University spokeswoman Lauren Sheprow confirmed the announcement Thursday evening.

“We continue to review the program options for the future,” Sheprow said in an email. There have been no admissions to the program to date, so no current students are affected, she said.

The number of faculty and staff members who could be affected by the decision was not immediately available Thursday.

Long Island’s largest public research university in 2015 announced plans to open the school, with the goal of enrolling its founding class in fall 2016. Its mission was to train students with diverse backgrounds in basic science and the practice of pharmacy, the university said at the time.
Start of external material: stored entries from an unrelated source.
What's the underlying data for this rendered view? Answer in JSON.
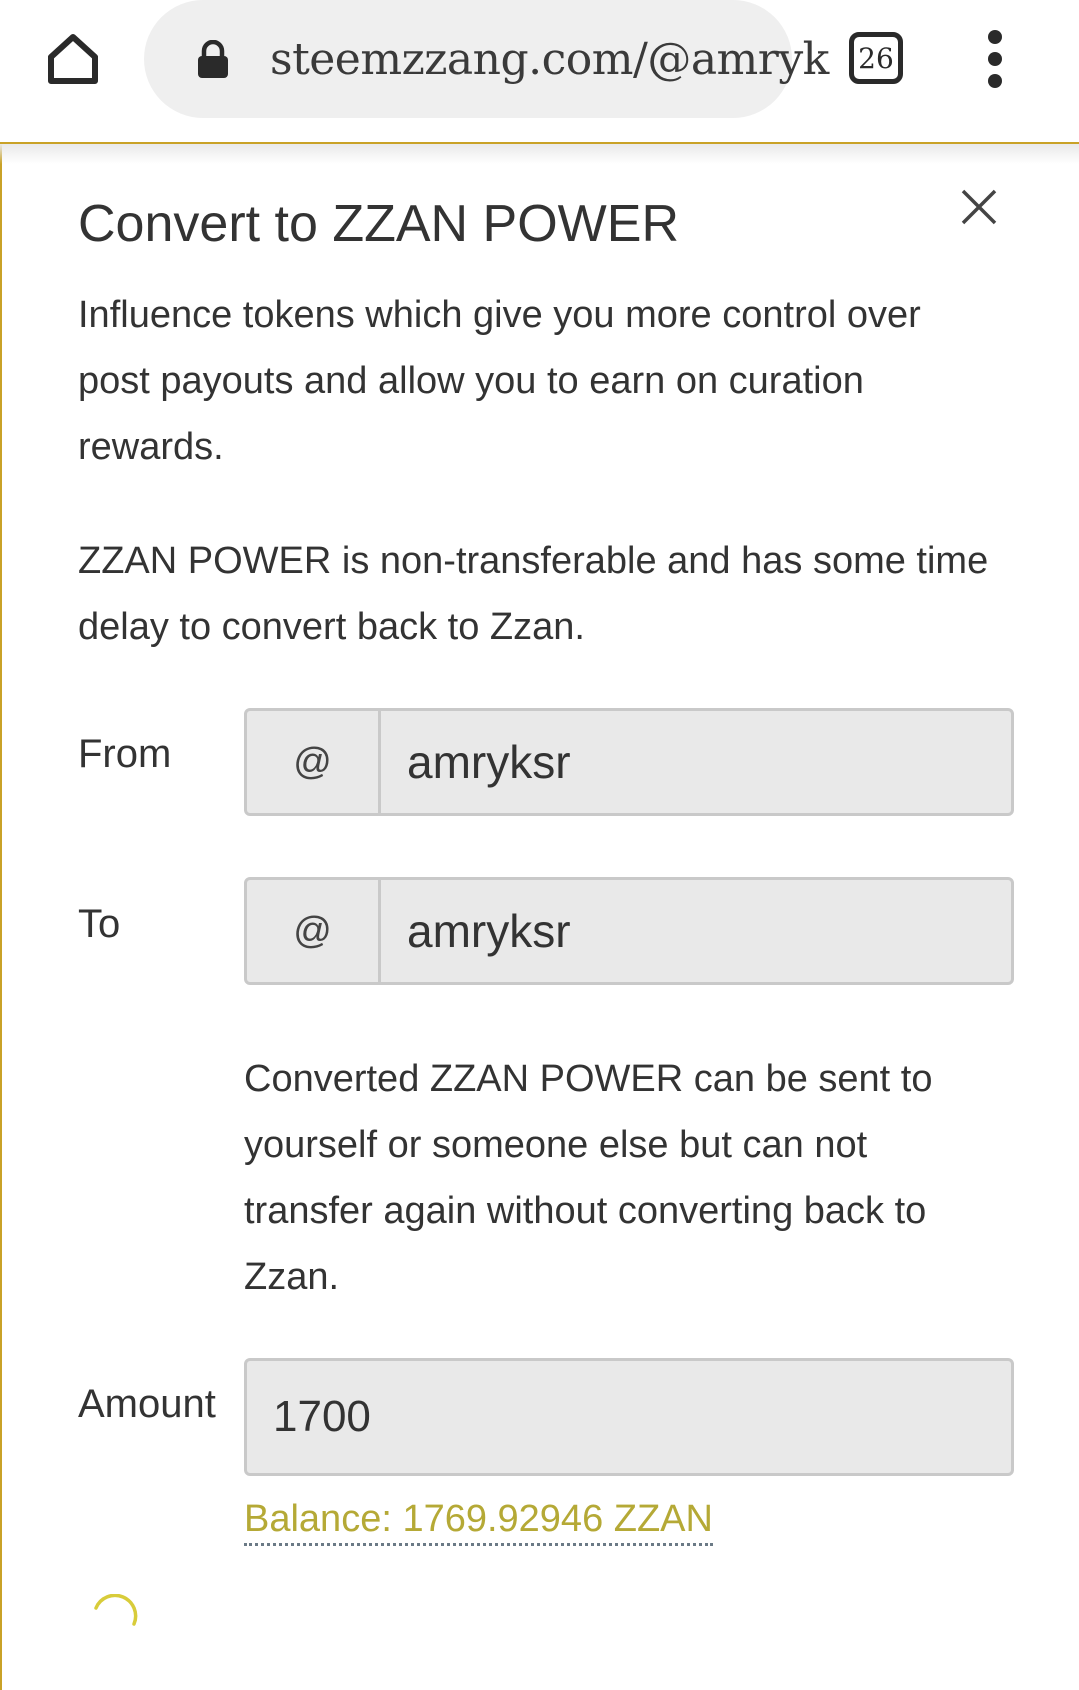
{
  "browser": {
    "url": "steemzzang.com/@amryk",
    "tab_count": "26",
    "icons": [
      "home-icon",
      "lock-icon",
      "tabs-icon",
      "more-vert-icon"
    ]
  },
  "modal": {
    "title": "Convert to ZZAN POWER",
    "description_1": "Influence tokens which give you more control over post payouts and allow you to earn on curation rewards.",
    "description_2": "ZZAN POWER is non-transferable and has some time delay to convert back to Zzan.",
    "close_icon": "close-icon",
    "from": {
      "label": "From",
      "prefix": "@",
      "value": "amryksr"
    },
    "to": {
      "label": "To",
      "prefix": "@",
      "value": "amryksr"
    },
    "help_text": "Converted ZZAN POWER can be sent to yourself or someone else but can not transfer again without converting back to Zzan.",
    "amount": {
      "label": "Amount",
      "value": "1700"
    },
    "balance": "Balance: 1769.92946 ZZAN",
    "accent_color": "#c9a227",
    "balance_color": "#b5a936"
  }
}
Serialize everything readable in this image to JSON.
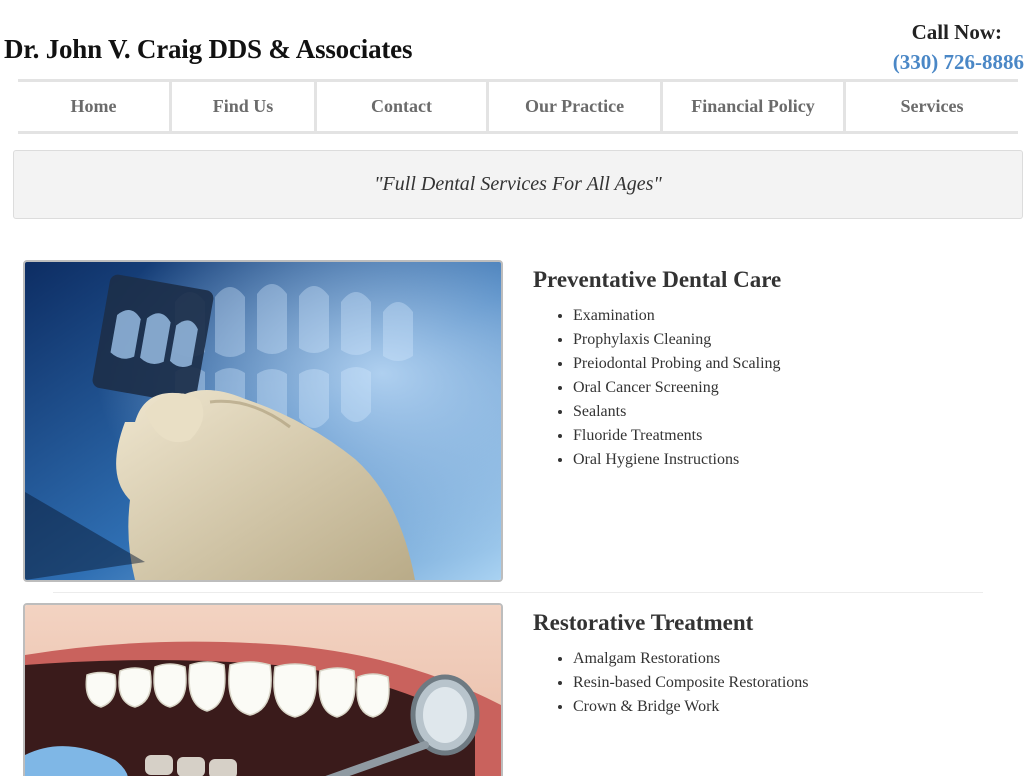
{
  "header": {
    "site_title": "Dr. John V. Craig DDS & Associates",
    "call_label": "Call Now:",
    "phone": "(330) 726-8886"
  },
  "nav": {
    "items": [
      {
        "label": "Home"
      },
      {
        "label": "Find Us"
      },
      {
        "label": "Contact"
      },
      {
        "label": "Our Practice"
      },
      {
        "label": "Financial Policy"
      },
      {
        "label": "Services"
      }
    ]
  },
  "tagline": "\"Full Dental Services For All Ages\"",
  "sections": [
    {
      "title": "Preventative Dental Care",
      "image": "dental-xray-photo",
      "items": [
        "Examination",
        "Prophylaxis Cleaning",
        "Preiodontal Probing and Scaling",
        "Oral Cancer Screening",
        "Sealants",
        "Fluoride Treatments",
        "Oral Hygiene Instructions"
      ]
    },
    {
      "title": "Restorative Treatment",
      "image": "teeth-mirror-photo",
      "items": [
        "Amalgam Restorations",
        "Resin-based Composite Restorations",
        "Crown & Bridge Work"
      ]
    }
  ],
  "colors": {
    "accent": "#4a87c6",
    "nav_text": "#6b6b6b",
    "tagline_bg": "#f3f3f3"
  }
}
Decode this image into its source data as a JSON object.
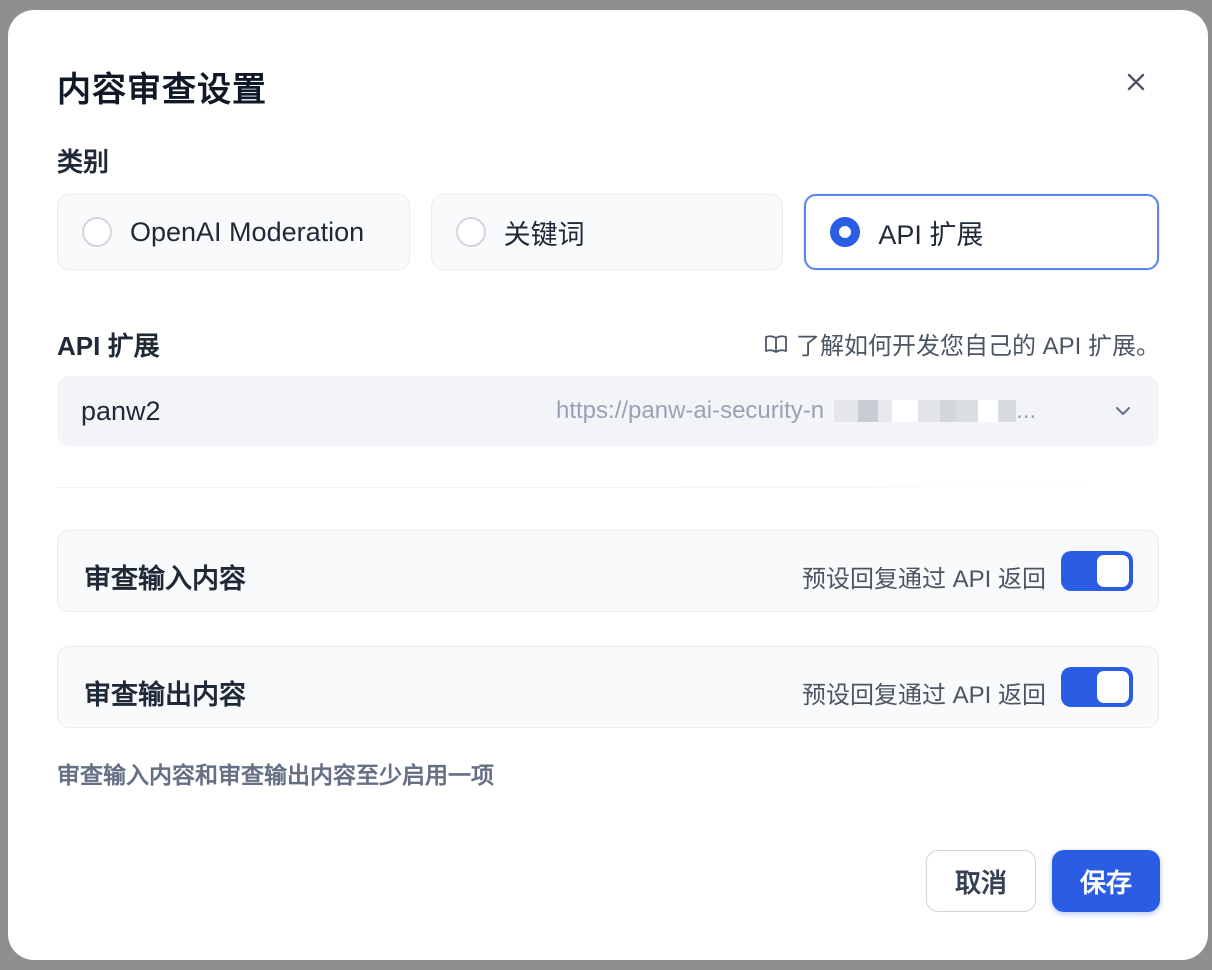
{
  "dialog": {
    "title": "内容审查设置",
    "close_icon": "close-icon"
  },
  "category": {
    "label": "类别",
    "options": [
      {
        "label": "OpenAI Moderation",
        "selected": false
      },
      {
        "label": "关键词",
        "selected": false
      },
      {
        "label": "API 扩展",
        "selected": true
      }
    ]
  },
  "api_extension": {
    "label": "API 扩展",
    "docs_link": "了解如何开发您自己的 API 扩展。",
    "docs_icon": "book-icon",
    "selected_name": "panw2",
    "selected_url": "https://panw-ai-security-n",
    "url_suffix": "..."
  },
  "moderation": {
    "input": {
      "title": "审查输入内容",
      "hint": "预设回复通过 API 返回",
      "enabled": true
    },
    "output": {
      "title": "审查输出内容",
      "hint": "预设回复通过 API 返回",
      "enabled": true
    },
    "note": "审查输入内容和审查输出内容至少启用一项"
  },
  "footer": {
    "cancel_label": "取消",
    "save_label": "保存"
  },
  "colors": {
    "accent": "#2a5ce4",
    "selected_border": "#5b84f1"
  }
}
The more than 26,000-student institution has offered an undergraduate degree in pharmacological studies since 1994, but students cannot practice as a pharmacist holding that degree alone.

This February, the university on its website announced plans to enroll its first pharmacy-doctorate class in August and was accepting applications.

The university had applied to the Accreditation Council for Pharmacy Education for pre-candidate status, according to the announcement. Matriculation cannot occur until the program is approved by the council and the state Education Department, according to the university.

But the program requested that the ACPE board of directors not consider a May evaluation team report and instead authorize a second “comprehensive on-site evaluation” during the 2018-19 school year to provide the basis for the pre-candidate status of the doctorate program, according to a June report posted on the ACPE website. The board agreed and planned to evaluate the program this school year, the report said.

Thursday’s announcement to suspend operations and not take applications comes a day after university president, Dr. Samuel L. Stanley Jr., gave his 2018 State of the University address.

Among the topics he touched on, Stanley provided an overview of budget issues the university continues to face, including a deficit, and said it plans to continue a hiring freeze put in place last March.

He did not say how much the deficit is, and the university could not provide the budget information Thursday.

Asked if budget reasons played a role in suspending the pharmacy school operations, Sheprow said the decision was “due to a range of circumstances.”

In March, Stanley said the university faced an $18 million shortfall in its total base funding due to contractual salary increases negotiated at the state level.

The university’s budget is more than $3 billion, though the lion’s share, about $2.28 billion, goes to supporting Stony Brook Medicine, he said in his address Wednesday.